Os portos portugueses movimentaram 45 milhões de toneladas no conjunto dos seis primeiros meses deste ano, o valor mais elevado de sempre num primeiro semestre. O crescimento dá-se graças ao porto de Sines, o único a registar uma evolução positiva neste período.

Os 45 milhões de toneladas movimentadas, nas várias tipologias de cargas, representam um aumento de 0,9% face ao primeiro semestre do ano passado. "Este facto resulta exclusivamente do comportamento do porto de Sines, que regista um acréscimo de 10,5%, atingindo 24,1 milhões de toneladas e anulando as variações negativas dos restantes portos", justifica a Autoridade da Mobilidade e dos Transportes, em comunicado enviado esta terça-feira às redações.

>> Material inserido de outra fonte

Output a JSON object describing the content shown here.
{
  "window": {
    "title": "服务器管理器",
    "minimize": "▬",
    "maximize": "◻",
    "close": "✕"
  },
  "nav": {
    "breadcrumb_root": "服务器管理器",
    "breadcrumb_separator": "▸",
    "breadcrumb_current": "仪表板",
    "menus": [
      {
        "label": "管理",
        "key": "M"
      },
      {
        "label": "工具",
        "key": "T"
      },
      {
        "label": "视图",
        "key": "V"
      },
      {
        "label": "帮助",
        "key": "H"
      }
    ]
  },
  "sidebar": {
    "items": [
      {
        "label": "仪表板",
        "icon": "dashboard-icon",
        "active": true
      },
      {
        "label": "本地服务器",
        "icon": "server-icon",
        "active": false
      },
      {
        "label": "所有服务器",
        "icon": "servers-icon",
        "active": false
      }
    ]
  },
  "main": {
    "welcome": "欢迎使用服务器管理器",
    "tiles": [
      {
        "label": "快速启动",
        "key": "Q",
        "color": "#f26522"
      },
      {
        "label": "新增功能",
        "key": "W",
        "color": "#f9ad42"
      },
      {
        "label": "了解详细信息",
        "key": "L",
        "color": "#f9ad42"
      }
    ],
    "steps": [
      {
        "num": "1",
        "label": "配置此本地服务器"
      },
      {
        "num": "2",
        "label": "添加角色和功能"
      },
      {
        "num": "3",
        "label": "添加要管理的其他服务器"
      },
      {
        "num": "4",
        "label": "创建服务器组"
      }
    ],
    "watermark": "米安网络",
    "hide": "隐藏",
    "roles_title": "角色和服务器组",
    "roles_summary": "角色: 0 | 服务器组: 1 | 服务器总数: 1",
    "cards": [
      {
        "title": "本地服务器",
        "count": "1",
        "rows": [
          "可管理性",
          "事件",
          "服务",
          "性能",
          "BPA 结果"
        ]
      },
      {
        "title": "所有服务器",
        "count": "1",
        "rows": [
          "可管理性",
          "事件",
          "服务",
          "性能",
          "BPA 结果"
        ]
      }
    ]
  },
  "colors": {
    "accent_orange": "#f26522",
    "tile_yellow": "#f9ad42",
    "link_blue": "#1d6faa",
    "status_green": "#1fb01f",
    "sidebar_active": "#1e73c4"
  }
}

O porto de Sines reforça, assim, a posição de liderança no mercado portuário português, assegurando já 53,5% do total do movimento portuário. Segue-se o porto de Leixões, com uma quota de 19,6%, e o de Lisboa, com uma quota de 10,3%.

Leia aqui a entrevista do Dinheiro Vivo ao presidente do porto de Sines, João Franco

Estes dois últimos portos foram, contudo, também os que registaram maiores quebras de movimentação no primeiro semestre. No porto de Lisboa, a movimentação de mercadorias recuou 18,6%, o que se justifica pelas greves dos estivadores, que paralisaram o porto durante várias semanas. Já em Leixões, a quebra foi de 3,5%.

No que respeita ao mercado de contentores, verificou-se um movimento de 1,3 milhões de TEU (unidade equivalente a um contentor de 20 pés) no primeiro semestre, o que corresponde a uma quebra de 1,8% face ao período homólogo.

Os primeiros seis meses do ano registaram 5361 escalas de navios, incluindo os navios de cruzeiro, refere ainda a AMT. "Esta variação global do número de escalas resultou no acréscimo de 20,4% de Viana do Castelo, 0,7% de Leixões, 0,8% da Figueira da Foz, 13,1% de Setúbal e de 18,1% de Sines", detalha o comunicado.